Evidemment, je pense – et nous sommes beaucoup dans ce cas – que si le président Omar Guelleh parvient à montrer qu’il n’a absolument rien à voir avec la mort du magistrat, par la même occasion il se donne une nouvelle image vis-à-vis de la communauté internationale.

Justement, depuis le 22 février et les élections législatives, une répression s’est abattue sur l’opposition, mais le régime semble avoir du mal, cette fois-ci, à faire taire son opinion.

C’est tout à fait exact et c’est tout à fait important. Dès le 23 février, la répression a commencé. Opposants, principaux leaders de l’opposition, défenseurs des droits de l’homme, militants, citoyens : tous ceux qui osaient manifester leur mécontentement ont été enfermés. Ça n’a pas marché, la population est restée dans la rue, les opposants sont restés unis jusqu’à aujourd’hui. Systématiquement le vendredi, il y a des manifestations à Djibouti.

Le Parlement européen a réagi en condamnant fermement cette répression qui s’est abattue. Pourtant la communauté internationale reste étrangement silencieuse. Comment expliquez-vous cette indulgence vis-à-vis du président Guelleh ?

En dehors de la prise de position tout à fait remarquable du Parlement européen, ce qui explique l’attitude, disons, « prudente » de la communauté internationale, c’est évidemment la préservation de ses intérêts sur place. Les Etats-Unis ont leur plus grande base militaire à l’étranger à Djibouti, tout comme la France. Au regard des intérêts militaires stratégiques internationaux, l’intérêt général de la population djiboutienne pèse très peu.

Est-ce que cela veut dire que tant que les Américains, les Français, ou encore les Japonais pourront compter sur un allié aussi fidèle que le président Guelleh dans le golfe d’Aden, ils n’entreprendront rien pour favoriser le respect des droits de l’homme à Djibouti ?

On peut dire ça sauf que quelque chose a changé à Djibouti. La population, maintenant, montre qu’elle existe. Et c’est évidemment ce qui fait toute la différence.
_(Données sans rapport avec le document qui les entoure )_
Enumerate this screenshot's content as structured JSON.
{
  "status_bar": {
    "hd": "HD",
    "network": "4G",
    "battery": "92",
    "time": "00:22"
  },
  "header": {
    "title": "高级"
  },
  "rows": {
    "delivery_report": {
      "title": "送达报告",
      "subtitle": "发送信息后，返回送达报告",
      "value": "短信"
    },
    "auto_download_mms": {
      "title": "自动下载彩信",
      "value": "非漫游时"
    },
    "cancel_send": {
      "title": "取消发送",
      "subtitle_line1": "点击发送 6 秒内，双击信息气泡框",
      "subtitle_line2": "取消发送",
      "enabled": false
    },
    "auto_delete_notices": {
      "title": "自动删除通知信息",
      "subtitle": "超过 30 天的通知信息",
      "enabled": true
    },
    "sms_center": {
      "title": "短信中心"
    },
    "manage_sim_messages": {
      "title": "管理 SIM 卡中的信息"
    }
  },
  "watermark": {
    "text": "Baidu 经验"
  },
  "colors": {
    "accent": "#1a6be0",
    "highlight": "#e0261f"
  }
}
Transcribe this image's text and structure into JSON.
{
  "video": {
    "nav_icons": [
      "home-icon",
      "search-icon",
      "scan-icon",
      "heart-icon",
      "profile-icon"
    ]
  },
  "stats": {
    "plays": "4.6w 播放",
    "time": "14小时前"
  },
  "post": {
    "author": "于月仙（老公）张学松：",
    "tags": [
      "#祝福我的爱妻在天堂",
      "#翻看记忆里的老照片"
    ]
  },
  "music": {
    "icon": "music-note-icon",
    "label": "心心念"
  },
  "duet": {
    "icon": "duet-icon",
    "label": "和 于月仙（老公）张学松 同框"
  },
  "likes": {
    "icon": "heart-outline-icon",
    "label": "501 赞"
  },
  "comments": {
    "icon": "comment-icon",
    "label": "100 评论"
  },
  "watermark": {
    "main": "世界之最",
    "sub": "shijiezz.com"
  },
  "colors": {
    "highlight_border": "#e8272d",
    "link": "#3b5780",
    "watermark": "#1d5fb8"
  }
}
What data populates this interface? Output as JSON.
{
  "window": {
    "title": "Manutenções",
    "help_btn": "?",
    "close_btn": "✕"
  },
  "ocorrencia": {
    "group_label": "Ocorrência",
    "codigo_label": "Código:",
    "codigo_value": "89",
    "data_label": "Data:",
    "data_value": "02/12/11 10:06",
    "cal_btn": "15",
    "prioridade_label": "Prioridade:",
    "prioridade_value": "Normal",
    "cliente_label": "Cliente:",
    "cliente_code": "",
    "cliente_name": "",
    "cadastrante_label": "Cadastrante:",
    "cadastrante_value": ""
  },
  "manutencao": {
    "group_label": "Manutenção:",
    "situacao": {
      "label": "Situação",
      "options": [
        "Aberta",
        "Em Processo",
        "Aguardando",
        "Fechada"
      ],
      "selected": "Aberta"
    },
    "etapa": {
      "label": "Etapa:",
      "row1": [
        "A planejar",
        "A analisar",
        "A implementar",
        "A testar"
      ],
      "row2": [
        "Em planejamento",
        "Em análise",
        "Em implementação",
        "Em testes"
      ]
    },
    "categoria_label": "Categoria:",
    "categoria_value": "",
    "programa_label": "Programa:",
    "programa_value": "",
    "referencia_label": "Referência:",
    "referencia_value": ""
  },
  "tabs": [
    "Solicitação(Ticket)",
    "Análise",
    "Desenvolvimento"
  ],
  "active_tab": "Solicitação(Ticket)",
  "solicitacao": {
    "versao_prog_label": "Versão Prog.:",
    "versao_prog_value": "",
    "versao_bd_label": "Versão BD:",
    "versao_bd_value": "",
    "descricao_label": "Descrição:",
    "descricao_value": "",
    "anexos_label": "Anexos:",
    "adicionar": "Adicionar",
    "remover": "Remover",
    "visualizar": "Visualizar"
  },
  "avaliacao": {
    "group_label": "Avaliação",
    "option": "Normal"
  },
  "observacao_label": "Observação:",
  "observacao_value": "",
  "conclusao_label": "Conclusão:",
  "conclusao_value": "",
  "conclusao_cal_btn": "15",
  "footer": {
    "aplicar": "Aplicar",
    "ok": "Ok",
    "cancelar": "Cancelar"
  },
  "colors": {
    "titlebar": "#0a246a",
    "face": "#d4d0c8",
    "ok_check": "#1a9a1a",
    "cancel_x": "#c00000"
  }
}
La communauté internationale peut continuer à soutenir un dictateur, mais cela devient beaucoup plus difficile, à partir du moment où la population fait savoir qu’elle existe. C’est par conséquent ce rapport de force là qui complique la situation pour le régime depuis février. C’est ça qui change fondamentalementalement la donne.

Malgré les silences officiels, pensez-vous que les chancelleries occidentales tentent de ramener le président Guelleh à la raison ?

Ça, je le crois sincèrement. Je pense que la communauté internationale, l’Union européenne, sont évidemment très embêtées par l’attitude du président. Mais dans le même temps, on peut quand même regretter un comportement absolument scandaleux.

Il faut savoir quand même qu’il a eu deux experts techniques envoyés par l’Union européenne pour observer les élections. Or ces deux personnes ont rédigé un rapport dans lequel il est écrit, noir sur blanc que c’est l’opposition qui a gagné les élections.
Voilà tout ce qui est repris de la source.